Context: The exact text of the American 15-point proposal is unknown.

  • However, it  is believed to contain some of the following conditions:
    • Three main nuclear sites in Iran would be dismantled.
    • All enrichment activities in Iran would be banned.
    • The ballistic missile programme would be suspended.
    • Support for regional proxies would be curbed.
    • The Strait of Hormuz would be fully reopened.
    • Sanctions related to Iran’s nuclear programme would be lifted. Sanctions connected to human rights abuses would stay in place.
    • The United States would provide direct assistance for Iran’s civilian nuclear programme, while also monitoring it.
  • It is unclear what the US propose to do with the 450kg of highly enriched uranium (HEU), and whether they will seek to remove it or dilute it.
  • The Iranians have also made a list of demands for an agreement with the US. Some of them would be extraordinary gains for Iran even if the war had been characterised by stunning Iranian military successes, which it decidedly has not been. These demands include:
    • Turning the Strait of Hormuz into an Iranian-managed passageway where Iran would collect fees, similar to the Suez Canal — though of course, the Suez Canal artificial and located inside Egypt and the Strait of Hormuz in an international waterway.
    • Guarantees that neither Israel nor the US could attack Iran again, together with a guarantee that Israel could not attack Lebanon.
    • The lifting of all sanctions on Iran, not just those related to the nuclear programme.
    • Permitting Iran to keep and develop ballistic missiles with no limitations.
  • Israeli officials remain sceptical regarding the prospects of an agreement along the lines of either proposal. To the extent one can be reached, Israel is concerned that the implementation will run along the lines of ceasefires with Hamas and Hezbollah, with the major steps called for in the beginning carried out in full, but with the provisions regarding disarmament dragging on to the point where attention lags, urgency fades, and the threat to renew hostilities in light of violations becomes ineffective.

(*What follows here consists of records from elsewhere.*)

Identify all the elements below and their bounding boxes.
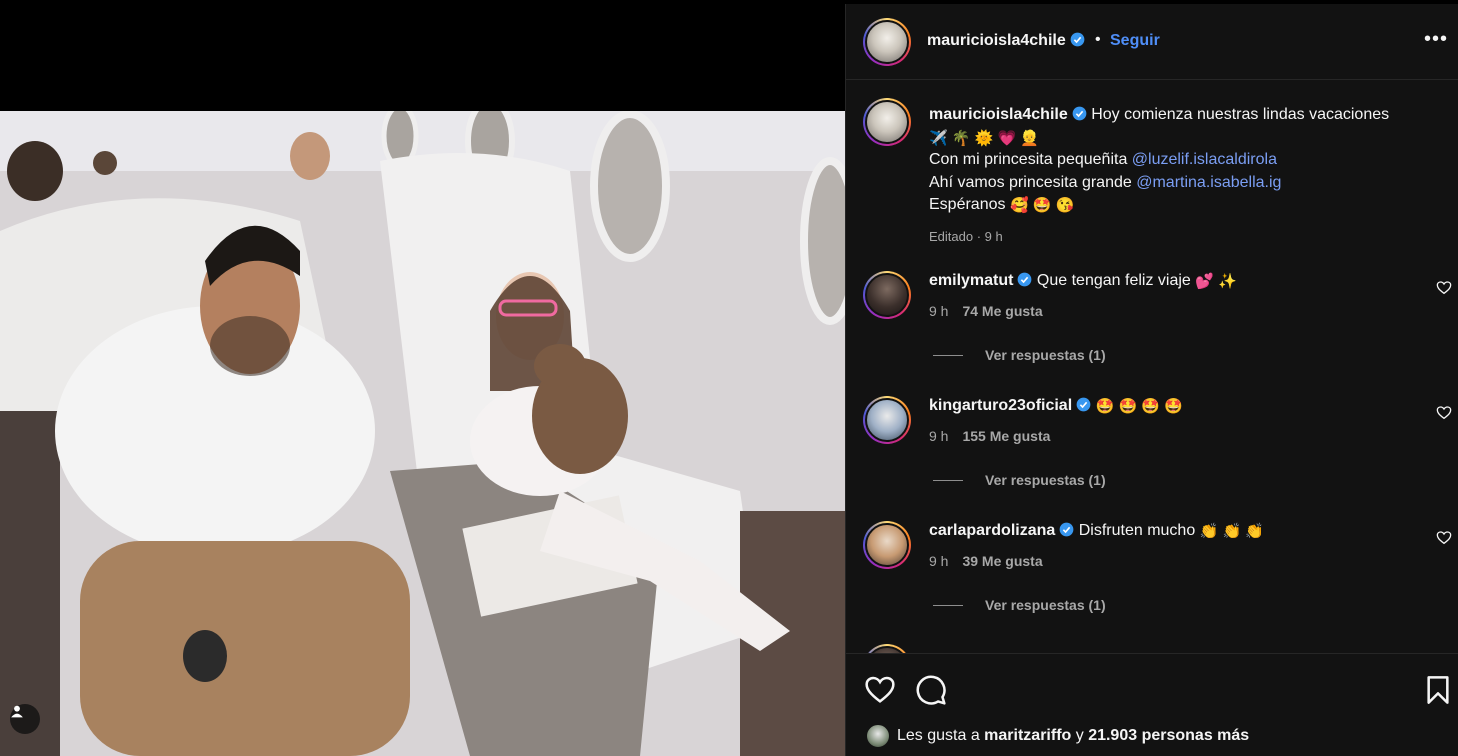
- comment-item: kingarturo23oficial 🤩 🤩 🤩 🤩 9 h 155 Me gu…: [846, 391, 1458, 516]
- view-replies-label: Ver respuestas (1): [985, 347, 1106, 363]
- more-options-button[interactable]: •••: [1424, 28, 1448, 51]
- verified-icon: [1076, 397, 1091, 412]
- comment-likes[interactable]: 39 Me gusta: [962, 553, 1042, 569]
- photo-illustration: [0, 111, 845, 756]
- user-tag-icon: [11, 705, 23, 718]
- comment-like-heart-icon[interactable]: [1436, 530, 1452, 546]
- post-actions: Les gusta a maritzariffo y 21.903 person…: [846, 653, 1458, 756]
- comment-item: emilymatut Que tengan feliz viaje 💕 ✨ 9 …: [846, 266, 1458, 391]
- post-header: mauricioisla4chile • Seguir •••: [846, 4, 1458, 80]
- comment-username[interactable]: emilymatut: [929, 272, 1013, 289]
- comment-meta: 9 h 155 Me gusta: [929, 428, 1050, 444]
- caption-line-4: Espéranos: [929, 196, 1006, 213]
- likes-count[interactable]: 21.903 personas más: [1088, 727, 1249, 744]
- more-icon: •••: [1424, 28, 1449, 50]
- verified-icon: [1018, 272, 1032, 287]
- caption-line-1: Hoy comienza nuestras lindas vacaciones: [1091, 106, 1390, 123]
- likes-summary[interactable]: Les gusta a maritzariffo y 21.903 person…: [897, 727, 1249, 745]
- comment-username[interactable]: kingarturo23oficial: [929, 397, 1072, 414]
- likes-prefix: Les gusta a: [897, 727, 985, 744]
- comment-like-heart-icon[interactable]: [1436, 405, 1452, 421]
- comment-likes[interactable]: 155 Me gusta: [962, 428, 1050, 444]
- comment-text: kingarturo23oficial 🤩 🤩 🤩 🤩: [929, 397, 1409, 415]
- user-tag-button[interactable]: [10, 704, 40, 734]
- comment-likes[interactable]: 74 Me gusta: [962, 303, 1042, 319]
- replies-divider: [933, 480, 963, 481]
- comment-avatar-partial[interactable]: [863, 644, 911, 653]
- comment-username[interactable]: carlapardolizana: [929, 522, 1055, 539]
- comment-like-heart-icon[interactable]: [1436, 280, 1452, 296]
- comment-avatar[interactable]: [863, 396, 911, 444]
- caption-line-2: Con mi princesita pequeñita: [929, 151, 1132, 168]
- caption-line-3: Ahí vamos princesita grande: [929, 173, 1137, 191]
- comment-icon[interactable]: [915, 674, 947, 706]
- author-avatar[interactable]: [863, 18, 911, 66]
- bookmark-icon[interactable]: [1422, 674, 1454, 706]
- media-panel: [0, 0, 845, 756]
- comment-emojis: 🤩 🤩 🤩 🤩: [1095, 398, 1183, 415]
- mention-link-1[interactable]: @luzelif.islacaldirola: [1132, 151, 1277, 168]
- comment-text: carlapardolizana Disfruten mucho 👏 👏 👏: [929, 522, 1409, 540]
- comment-body: Que tengan feliz viaje: [1036, 272, 1191, 289]
- replies-divider: [933, 355, 963, 356]
- comment-item: carlapardolizana Disfruten mucho 👏 👏 👏 9…: [846, 516, 1458, 641]
- post-photo[interactable]: [0, 111, 845, 756]
- view-replies-button[interactable]: Ver respuestas (1): [933, 472, 1106, 488]
- comment-meta: 9 h 39 Me gusta: [929, 553, 1043, 569]
- verified-icon: [1072, 106, 1087, 121]
- author-username-text[interactable]: mauricioisla4chile: [927, 32, 1066, 49]
- verified-icon: [1070, 32, 1085, 47]
- likes-mid: y: [1071, 727, 1089, 744]
- caption-emojis-1: ✈️ 🌴 🌞 💗 👱: [929, 129, 1040, 147]
- caption-username[interactable]: mauricioisla4chile: [929, 106, 1068, 123]
- caption: mauricioisla4chile Hoy comienza nuestras…: [929, 104, 1439, 217]
- comment-meta: 9 h 74 Me gusta: [929, 303, 1043, 319]
- header-separator: •: [1095, 31, 1101, 48]
- edited-label: Editado: [929, 229, 974, 244]
- like-heart-icon[interactable]: [864, 674, 896, 706]
- comment-emojis: 💕 ✨: [1195, 273, 1237, 290]
- view-replies-label: Ver respuestas (1): [985, 472, 1106, 488]
- comment-time[interactable]: 9 h: [929, 303, 948, 319]
- author-username[interactable]: mauricioisla4chile: [927, 32, 1085, 50]
- comment-text: emilymatut Que tengan feliz viaje 💕 ✨: [929, 272, 1409, 290]
- caption-time[interactable]: 9 h: [985, 229, 1003, 244]
- caption-emojis-4: 🥰 🤩 😘: [1009, 197, 1075, 214]
- comments-scroll-area[interactable]: mauricioisla4chile Hoy comienza nuestras…: [846, 81, 1458, 653]
- comment-time[interactable]: 9 h: [929, 553, 948, 569]
- comment-body: Disfruten mucho: [1078, 522, 1196, 539]
- view-replies-button[interactable]: Ver respuestas (1): [933, 597, 1106, 613]
- caption-avatar[interactable]: [863, 98, 911, 146]
- mention-link-2[interactable]: @martina.isabella.ig: [1136, 174, 1281, 191]
- replies-divider: [933, 605, 963, 606]
- comment-time[interactable]: 9 h: [929, 428, 948, 444]
- caption-meta: Editado · 9 h: [929, 229, 1003, 244]
- liked-by-user[interactable]: maritzariffo: [984, 727, 1071, 744]
- view-replies-label: Ver respuestas (1): [985, 597, 1106, 613]
- comment-emojis: 👏 👏 👏: [1199, 523, 1265, 540]
- comment-avatar[interactable]: [863, 521, 911, 569]
- view-replies-button[interactable]: Ver respuestas (1): [933, 347, 1106, 363]
- post-side-panel: mauricioisla4chile • Seguir ••• mauricio…: [845, 4, 1458, 756]
- verified-icon: [1059, 522, 1074, 537]
- comment-avatar[interactable]: [863, 271, 911, 319]
- liker-avatar[interactable]: [866, 724, 890, 748]
- follow-button[interactable]: Seguir: [1110, 32, 1160, 50]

Looking ahead: In the meantime, US continues to move Marines and airborne forces into the theatre of conflict, raising the possibility of a limited land manoeuvre either on Kharg Island or on shore of the Hormuz Strait. 3,000 troops are reported to have arrived already. 2,200 more Marines are due on Friday.

  • Even a successful agreement on Iran won’t necessarily end the current fighting in Lebanon where Israel has yet to embark on a large land offensive. Israel destroyed five more bridges of the Litani River over the past 48 hours, and according to Defence Minister Katz, “the IDF will control the remaining bridges and the security zone up to the Litani.”